CalVer also has the (general) benefit of making it easy to tie releases to a particular support schedule. This may be useful for a specific software application, but it seems to be irrelevant for a specification.

If we use CalVer, it seems like there would be an implied expectation of a specific release schedule. We do not want the spec to be updated on a specific schedule because we want to be able to react to business needs (for example, release a new major version without having to wait for the next calendar year). On the other hand, we do not want to be making releases solely because it is the predetermined time for a release—we expect the frequency of Ion Schema Specification releases to decrease over time as the specification matures.

Finally, this is a minor consideration, but the Ion Schema 1.0 Specification is already implied to use a versioning scheme (though none is defined) that is not calendar based, so precedent would suggest that we stick to non-calendar-based versioning.

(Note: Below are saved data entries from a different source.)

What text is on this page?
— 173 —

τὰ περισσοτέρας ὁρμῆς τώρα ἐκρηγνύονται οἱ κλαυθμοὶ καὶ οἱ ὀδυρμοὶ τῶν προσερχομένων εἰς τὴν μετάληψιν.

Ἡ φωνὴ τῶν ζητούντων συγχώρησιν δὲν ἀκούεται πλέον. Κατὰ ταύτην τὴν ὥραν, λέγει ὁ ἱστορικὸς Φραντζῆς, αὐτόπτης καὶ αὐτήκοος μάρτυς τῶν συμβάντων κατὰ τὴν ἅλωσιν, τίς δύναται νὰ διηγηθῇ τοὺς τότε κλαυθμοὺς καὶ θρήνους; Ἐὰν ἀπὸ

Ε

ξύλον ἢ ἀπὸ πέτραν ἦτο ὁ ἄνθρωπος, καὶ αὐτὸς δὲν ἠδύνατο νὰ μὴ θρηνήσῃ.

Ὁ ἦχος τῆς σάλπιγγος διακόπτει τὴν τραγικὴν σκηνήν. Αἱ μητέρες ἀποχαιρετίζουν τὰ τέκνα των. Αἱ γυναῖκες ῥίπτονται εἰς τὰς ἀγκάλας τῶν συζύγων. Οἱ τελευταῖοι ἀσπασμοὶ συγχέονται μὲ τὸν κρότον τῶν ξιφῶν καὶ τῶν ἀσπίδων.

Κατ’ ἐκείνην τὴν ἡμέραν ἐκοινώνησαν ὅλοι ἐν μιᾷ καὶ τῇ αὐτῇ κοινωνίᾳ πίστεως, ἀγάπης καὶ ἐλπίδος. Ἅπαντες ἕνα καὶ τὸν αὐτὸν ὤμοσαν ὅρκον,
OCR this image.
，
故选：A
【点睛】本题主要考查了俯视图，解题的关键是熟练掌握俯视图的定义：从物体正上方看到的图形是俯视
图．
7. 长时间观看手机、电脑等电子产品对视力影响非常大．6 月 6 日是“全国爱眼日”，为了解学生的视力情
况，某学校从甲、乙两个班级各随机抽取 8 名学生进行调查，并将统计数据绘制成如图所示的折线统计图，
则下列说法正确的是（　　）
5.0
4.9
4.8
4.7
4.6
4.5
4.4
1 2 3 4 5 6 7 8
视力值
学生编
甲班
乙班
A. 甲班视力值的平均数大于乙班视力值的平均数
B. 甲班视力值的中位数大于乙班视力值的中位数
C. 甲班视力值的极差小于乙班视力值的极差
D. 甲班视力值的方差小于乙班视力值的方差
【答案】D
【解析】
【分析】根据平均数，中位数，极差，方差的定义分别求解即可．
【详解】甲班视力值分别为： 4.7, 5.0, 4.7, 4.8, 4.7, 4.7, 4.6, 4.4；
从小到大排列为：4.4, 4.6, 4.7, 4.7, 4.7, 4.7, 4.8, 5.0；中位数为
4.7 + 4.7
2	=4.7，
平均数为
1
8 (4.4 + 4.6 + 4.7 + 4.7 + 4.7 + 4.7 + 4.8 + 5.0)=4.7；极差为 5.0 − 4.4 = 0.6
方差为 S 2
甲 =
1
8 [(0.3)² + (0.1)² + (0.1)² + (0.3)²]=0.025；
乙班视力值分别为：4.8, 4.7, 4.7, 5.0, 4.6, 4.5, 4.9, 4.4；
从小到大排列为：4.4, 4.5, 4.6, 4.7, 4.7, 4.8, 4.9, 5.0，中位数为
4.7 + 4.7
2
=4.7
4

Include a promise about semantic equivalence for major version updates

We could include the following:

Given a valid schema document for a particular major version, when the ISL version marker is changed to the next major version, the schema document SHALL either be (1) a semantically equivalent schema document or (2) not a valid schema document.

In other words:

Changing only the ISL version marker MUST NOT result in a valid but semantically different schema document, even when changing major versions.

This would make it safer for customers to upgrade their schemas because when they update the ISL version marker, it eliminates the possibility of having a valid but semantically different schema document. In addition, it simplifies the implementation of Ion Schema because there would be no need for implementations to push any versioning concerns to the constraint implementations.

However, the implication is that a major version update cannot change the meaning of any existing syntax—it can only remove features from ISL. (Though in the case of a constraint, for example, the constraint may be re-introduced with altered functionality under a different name.) This could add a disproportionately large amount of friction for seemingly small changes that result in a change of meaning, such as changing whether +/-inf are inside the max/min range bounds.

We decided not to do this because upgrading major versions should be an infrequent occurrence. If a change is significant enough to require a new major version, then it will probably be non-trivial for users to update their schemas to a new version. Since it would be non-trivial, we would provide a tool to help Ion Schema users upgrade to the latest version. Furthermore, this promise would make it more difficult for us to introduce changes to ISL.

Frequently Asked Questions

Does Ion Schema provide any features for versioning of users’ schemas or types?

ISL 1.0 does not provide any special functionality for schema versions. That is up to the discretion of the end user. However, the Ion Schema cookbook should provide suggestions.

Why does ISL not have schema versioning? Customers have asked about schema versioning, but they have described multiple different versioning strategies, and Ion Schema is not at a point right now where we can choose one to be the blessed way of versioning schemas/types.

However, Ion Schema will need to choose a versioning strategy for Ion Schema Schemas, because there will need to be multiple versions of the schema schemas. This will be a forcing function for Ion Schema to document schema versioning approaches for the Ion Schema cookbook.

When an implementation adds support for a new ISL major version, must an implementation that follows SemVer also bump its major version?

No. Adding support for a new ISL version never requires the implementation to increase its major version because it is strictly adding functionality. However, if an implementation (that follows SemVer) ever drops support for an older version of ISL, that would require a new major version under the SemVer rules.